By the proposed exhaustion rule, for example, you literally only need to be reduced to 0 HP six times in a single day in order to instantly die. Due to the amount of damage opponents can pump out (particularly at levels 1-3 when characters are fragile and the swingingy distribution is turned up to 11), you are nearly guaranteed to get multiple levels of exhaustion each day that combat occurs. The first level of exhaustion (essentially) guarantees you will always lose Initiative (because Initiative is a Dexterity check, so you have disadvantage on it). The second guarantees you won't be able to run away fast enough to escape any enemies hunting you down--and you'll need two whole days of rest to get back to normal. Three levels essentially guarantees you won't hit with attack rolls, and four halves your maximum HP, making death essentially guaranteed if you try to fight an opponent that can hit you with attacks or spells.
Realistically, one you hit exhaustion 5, it's game over because your speed is 0. Healing in 5e cannot keep up with incoming damage (as I mentioned before), so if you actually manage to get 5 levels of exhaustion, you're dead as soon as something can hit you. And because of that halved maximum HP, they need to drop you even less in order to kill you outright regardless of death saves.
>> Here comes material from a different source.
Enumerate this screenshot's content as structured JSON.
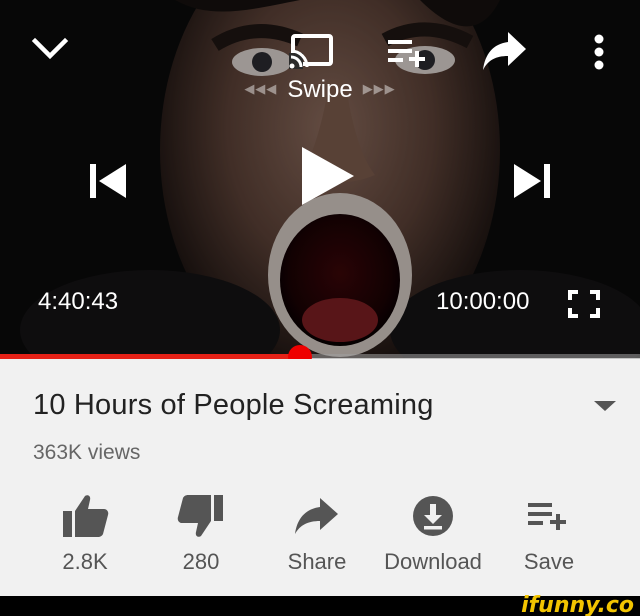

E.g. a level 1 Barbarian with 20 Con (rolled 18 for stat + taking Custom Lineage and the Tough feat) has 12+5+2 = 19 hit points. Half of that, even rounded up, is 10 (and IIRC the rule is actually that we should round down). That means an attack which deals 10 damage more than whatever your current HP is will kill the toughest possible level 1 character outright if they're already at 4 levels of exhaustion. Instant death, no saves, and there isn't even revivify available yet to fix it. For the vast majority of characters, that number is going to be closer to 5-6. That's not even going to require a crit; for many low-level creatures, all that they'd need is one solid hit while you're at less than full HP.
So...yeah. I said what I meant. Most combats are very likely to cost the party at least one member in the early game with these rules. And every party member you lose accelerates your own demise.
Under the premise of these rules, what's the point of the Fighter class? You're made for doing a thing that gets you killed. A lot. Like, getting into more than one or two fights in a single day is openly suicidal.